While a mid-teen PE ratio does not stand out as a bargain price, importantly, earnings estimates for commodity producers must be taken with a grain of salt. The reason lies in their operating leverage to commodity prices.

Consensus gold price forecasts are for generally flat prices from today into the intermediate future. If gold resumes its upward trend, earnings for the gold producers will expand rapidly as price increases flow straight to the bottom line, rendering consensus estimates far too conservative.

With gold likely to be in a moderate uptrend over the intermediate term, extreme upside returns from the price itself look to be unlikely outside of a crisis, whether financial or geopolitical.

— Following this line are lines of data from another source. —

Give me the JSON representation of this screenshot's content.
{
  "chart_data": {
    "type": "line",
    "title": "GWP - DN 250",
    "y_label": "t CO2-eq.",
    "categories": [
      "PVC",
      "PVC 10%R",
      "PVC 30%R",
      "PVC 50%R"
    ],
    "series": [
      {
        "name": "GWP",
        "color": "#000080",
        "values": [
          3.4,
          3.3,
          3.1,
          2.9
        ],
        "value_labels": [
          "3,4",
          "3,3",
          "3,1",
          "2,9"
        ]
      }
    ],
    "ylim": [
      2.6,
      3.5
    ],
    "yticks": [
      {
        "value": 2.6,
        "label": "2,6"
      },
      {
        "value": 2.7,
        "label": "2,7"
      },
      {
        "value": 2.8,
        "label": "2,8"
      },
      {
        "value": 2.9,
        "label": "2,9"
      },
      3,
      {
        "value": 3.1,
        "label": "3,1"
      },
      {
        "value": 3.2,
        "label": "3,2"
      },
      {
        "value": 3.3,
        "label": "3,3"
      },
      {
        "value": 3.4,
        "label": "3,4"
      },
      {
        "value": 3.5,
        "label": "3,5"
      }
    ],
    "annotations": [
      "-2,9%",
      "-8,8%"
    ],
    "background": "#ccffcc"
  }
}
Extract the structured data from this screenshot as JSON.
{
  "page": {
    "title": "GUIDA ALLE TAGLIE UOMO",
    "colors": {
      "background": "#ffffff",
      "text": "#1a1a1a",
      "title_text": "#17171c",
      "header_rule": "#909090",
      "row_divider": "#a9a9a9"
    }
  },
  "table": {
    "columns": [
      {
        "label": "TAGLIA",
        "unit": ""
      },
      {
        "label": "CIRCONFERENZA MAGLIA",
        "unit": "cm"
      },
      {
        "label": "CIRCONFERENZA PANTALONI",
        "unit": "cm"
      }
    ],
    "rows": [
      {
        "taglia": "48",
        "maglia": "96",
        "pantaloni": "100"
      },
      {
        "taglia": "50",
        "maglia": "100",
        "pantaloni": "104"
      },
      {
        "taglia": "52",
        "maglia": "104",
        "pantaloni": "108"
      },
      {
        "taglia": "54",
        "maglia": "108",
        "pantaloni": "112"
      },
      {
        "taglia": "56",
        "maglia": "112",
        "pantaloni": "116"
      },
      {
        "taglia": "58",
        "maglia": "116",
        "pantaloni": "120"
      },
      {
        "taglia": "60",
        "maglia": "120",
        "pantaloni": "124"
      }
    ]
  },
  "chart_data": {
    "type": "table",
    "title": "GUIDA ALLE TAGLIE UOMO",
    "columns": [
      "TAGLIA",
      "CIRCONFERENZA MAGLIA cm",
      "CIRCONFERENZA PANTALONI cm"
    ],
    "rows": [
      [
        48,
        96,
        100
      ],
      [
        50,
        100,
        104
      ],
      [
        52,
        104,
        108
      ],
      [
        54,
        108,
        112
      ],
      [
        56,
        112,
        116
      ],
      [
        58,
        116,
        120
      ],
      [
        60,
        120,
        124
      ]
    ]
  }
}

Additionally, the positive skewness of gold’s historical return distribution points to below-average returns being much more common than above-average returns.

My base case for gold is a moderate bull market trend over the intermediate term following the recent consolidation, leaving the upside return asymmetry in the gold miners rather than in gold itself. Gold miners can offer a uniquely asymmetric risk/reward opportunity. They offer high beta exposure to an uncorrelated asset class. That is a powerful combination in portfolio optimization. Gold is on the efficient frontier.